Carew lugged out his revolver, and
tried to pull his horse to a standstill, but the wary
old veteran knew better than to be caught standing
by a charging bullock; just as Carew fired, he plunged
forward, with the result that the bullet went over
the mob altogether, and very nearly winged Charlie,
who was riding on the far side. Then the bullock
charged in earnest; and Carew’s horse, seeing
that if he wished to save human life he must take
matters into his own hands, made a bolt for it.
Carew half-turned in the saddle, and fired twice, only
making the black boys on the far side cower down on
their horses’ necks. Then the horse took
complete charge, and made off for the scrub with the
bullock after him, and every animal in the mob after
the bullock.
Nothing in the world could have stopped
them. Considine and Charlie raced in front, alongside
Carew, cracking their whips and shouting; the blacks
flogged the coachers up with the wild cattle; but they
held on their way, plunged with a mighty crash into
the thick timber, and were lost. No horseman
could ride a hundred yards in that timber at night.
Coachers and all were gone together, and the dispirited
hunters gathered at the edge of the scrub and looked
at each other.
“Well, Mister, you couldn’t stop him,”
said the old man.
“I’m afraid I made rather
a mess of things, don’t you know,” said
the Englishman. “I thought I hit him the
second time, too. Seemed to be straight at him.”
“I think you done very well
to miss us! I heard one bullet whiz past me like
a scorpyun. Well, it can’t be helped.
Those old coachers will all battle their way home
again before long. Gordon, I vote we go home.

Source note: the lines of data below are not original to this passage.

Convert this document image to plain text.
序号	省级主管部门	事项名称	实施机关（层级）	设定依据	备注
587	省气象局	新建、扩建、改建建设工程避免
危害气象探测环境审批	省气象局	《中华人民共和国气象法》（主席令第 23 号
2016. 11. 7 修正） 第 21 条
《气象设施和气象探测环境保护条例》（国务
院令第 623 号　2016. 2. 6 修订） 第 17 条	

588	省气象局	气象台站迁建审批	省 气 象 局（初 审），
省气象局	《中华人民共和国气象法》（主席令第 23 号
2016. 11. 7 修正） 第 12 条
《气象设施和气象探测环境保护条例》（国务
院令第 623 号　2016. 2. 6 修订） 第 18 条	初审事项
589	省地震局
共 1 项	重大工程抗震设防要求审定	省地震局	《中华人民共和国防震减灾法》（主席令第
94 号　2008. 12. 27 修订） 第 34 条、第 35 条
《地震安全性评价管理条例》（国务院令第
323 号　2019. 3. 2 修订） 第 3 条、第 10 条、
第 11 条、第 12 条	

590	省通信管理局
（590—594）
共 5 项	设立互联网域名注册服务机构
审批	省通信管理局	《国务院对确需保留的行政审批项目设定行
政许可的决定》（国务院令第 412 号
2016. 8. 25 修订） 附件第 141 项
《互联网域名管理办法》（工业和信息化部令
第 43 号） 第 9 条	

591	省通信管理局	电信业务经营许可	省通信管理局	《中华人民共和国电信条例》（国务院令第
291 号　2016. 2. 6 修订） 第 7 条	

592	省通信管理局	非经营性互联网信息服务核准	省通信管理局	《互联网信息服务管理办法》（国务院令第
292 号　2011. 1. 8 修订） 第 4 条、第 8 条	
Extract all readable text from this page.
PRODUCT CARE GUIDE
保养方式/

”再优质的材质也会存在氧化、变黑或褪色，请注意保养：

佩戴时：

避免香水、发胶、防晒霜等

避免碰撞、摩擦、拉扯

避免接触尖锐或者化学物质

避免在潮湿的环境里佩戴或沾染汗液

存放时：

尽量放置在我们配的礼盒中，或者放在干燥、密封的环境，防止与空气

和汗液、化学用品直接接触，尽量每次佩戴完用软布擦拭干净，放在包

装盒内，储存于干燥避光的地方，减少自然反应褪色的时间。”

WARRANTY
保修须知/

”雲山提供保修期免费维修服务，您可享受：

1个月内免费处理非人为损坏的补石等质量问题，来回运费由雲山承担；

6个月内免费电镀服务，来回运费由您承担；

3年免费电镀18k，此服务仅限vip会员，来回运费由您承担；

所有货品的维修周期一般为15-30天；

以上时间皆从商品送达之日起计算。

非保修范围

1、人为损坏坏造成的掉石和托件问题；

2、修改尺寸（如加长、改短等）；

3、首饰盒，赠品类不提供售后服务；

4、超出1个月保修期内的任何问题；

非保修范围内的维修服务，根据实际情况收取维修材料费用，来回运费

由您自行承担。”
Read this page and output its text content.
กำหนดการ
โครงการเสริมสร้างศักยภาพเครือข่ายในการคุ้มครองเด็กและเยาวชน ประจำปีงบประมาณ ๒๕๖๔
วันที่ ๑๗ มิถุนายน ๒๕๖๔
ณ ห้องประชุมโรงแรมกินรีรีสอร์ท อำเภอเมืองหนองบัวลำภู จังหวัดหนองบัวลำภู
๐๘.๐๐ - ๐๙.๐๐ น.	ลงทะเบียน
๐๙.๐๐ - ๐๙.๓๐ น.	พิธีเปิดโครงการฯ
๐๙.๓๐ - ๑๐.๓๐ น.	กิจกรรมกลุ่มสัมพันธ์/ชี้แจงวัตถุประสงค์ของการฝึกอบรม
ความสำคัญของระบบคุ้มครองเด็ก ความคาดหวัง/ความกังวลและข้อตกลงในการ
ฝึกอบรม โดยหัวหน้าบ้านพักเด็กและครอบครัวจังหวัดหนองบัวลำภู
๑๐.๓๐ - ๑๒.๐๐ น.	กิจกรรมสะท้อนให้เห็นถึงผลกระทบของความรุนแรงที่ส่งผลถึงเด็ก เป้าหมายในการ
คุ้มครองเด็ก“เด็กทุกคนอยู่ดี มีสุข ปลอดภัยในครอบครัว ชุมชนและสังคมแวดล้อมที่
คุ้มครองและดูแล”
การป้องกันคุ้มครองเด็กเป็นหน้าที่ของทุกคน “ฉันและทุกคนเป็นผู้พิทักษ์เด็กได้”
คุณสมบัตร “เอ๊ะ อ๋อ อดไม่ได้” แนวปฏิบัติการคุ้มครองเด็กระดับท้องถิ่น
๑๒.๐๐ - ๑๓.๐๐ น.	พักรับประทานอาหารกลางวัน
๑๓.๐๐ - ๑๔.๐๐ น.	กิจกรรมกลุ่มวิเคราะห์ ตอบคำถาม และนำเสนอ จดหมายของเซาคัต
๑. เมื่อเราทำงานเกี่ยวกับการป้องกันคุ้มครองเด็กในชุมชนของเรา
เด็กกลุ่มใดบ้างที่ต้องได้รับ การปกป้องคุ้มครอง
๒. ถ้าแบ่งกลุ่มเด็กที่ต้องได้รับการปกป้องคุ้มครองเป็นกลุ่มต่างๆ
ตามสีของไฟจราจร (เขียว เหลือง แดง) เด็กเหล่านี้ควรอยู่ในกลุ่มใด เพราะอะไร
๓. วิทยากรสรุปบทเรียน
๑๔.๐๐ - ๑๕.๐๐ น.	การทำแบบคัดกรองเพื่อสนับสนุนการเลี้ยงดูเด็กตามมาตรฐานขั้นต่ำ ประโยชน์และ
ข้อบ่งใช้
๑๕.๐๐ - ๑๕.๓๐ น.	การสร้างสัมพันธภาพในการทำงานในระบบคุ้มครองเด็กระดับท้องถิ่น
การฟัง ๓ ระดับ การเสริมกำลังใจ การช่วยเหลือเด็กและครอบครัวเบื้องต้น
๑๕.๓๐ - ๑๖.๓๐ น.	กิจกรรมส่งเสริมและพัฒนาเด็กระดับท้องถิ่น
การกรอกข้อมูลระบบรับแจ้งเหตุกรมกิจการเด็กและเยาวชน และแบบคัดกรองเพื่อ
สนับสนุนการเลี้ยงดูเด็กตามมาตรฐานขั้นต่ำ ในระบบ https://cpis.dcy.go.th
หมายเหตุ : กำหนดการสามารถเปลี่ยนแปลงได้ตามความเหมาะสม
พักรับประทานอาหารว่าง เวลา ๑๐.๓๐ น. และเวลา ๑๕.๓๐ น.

They’re your cattle now, and you’ll have
to come out again after ’em some day, and do
a little more shootin’. Get a suit of armour
on you first, though.”
As they jogged home through the bright
moonlight, they heard loud laughter from the blacks,
and Carew, looking back, found the fat gin giving
a dramatic rehearsal of his exploits. She dashed
her horse along at a great pace, fell on his neck,
clutched wildly at the reins, then suddenly turned
in her saddle, and pretended to fire point-blank at
the other blacks, who all dodged the bullet.
Then she fell on the horse’s neck again, and
so on ad lib.
This made the Englishman very morose.
He was quite glad when Charlie said he had seen enough
of the cattle, and they would all start next day for
civilisation Charlie to resume the management
of Mr. Grant’s stations, Carew to go with him
as “colonial experiencer,” and Considine
to start for England to look after his inheritance.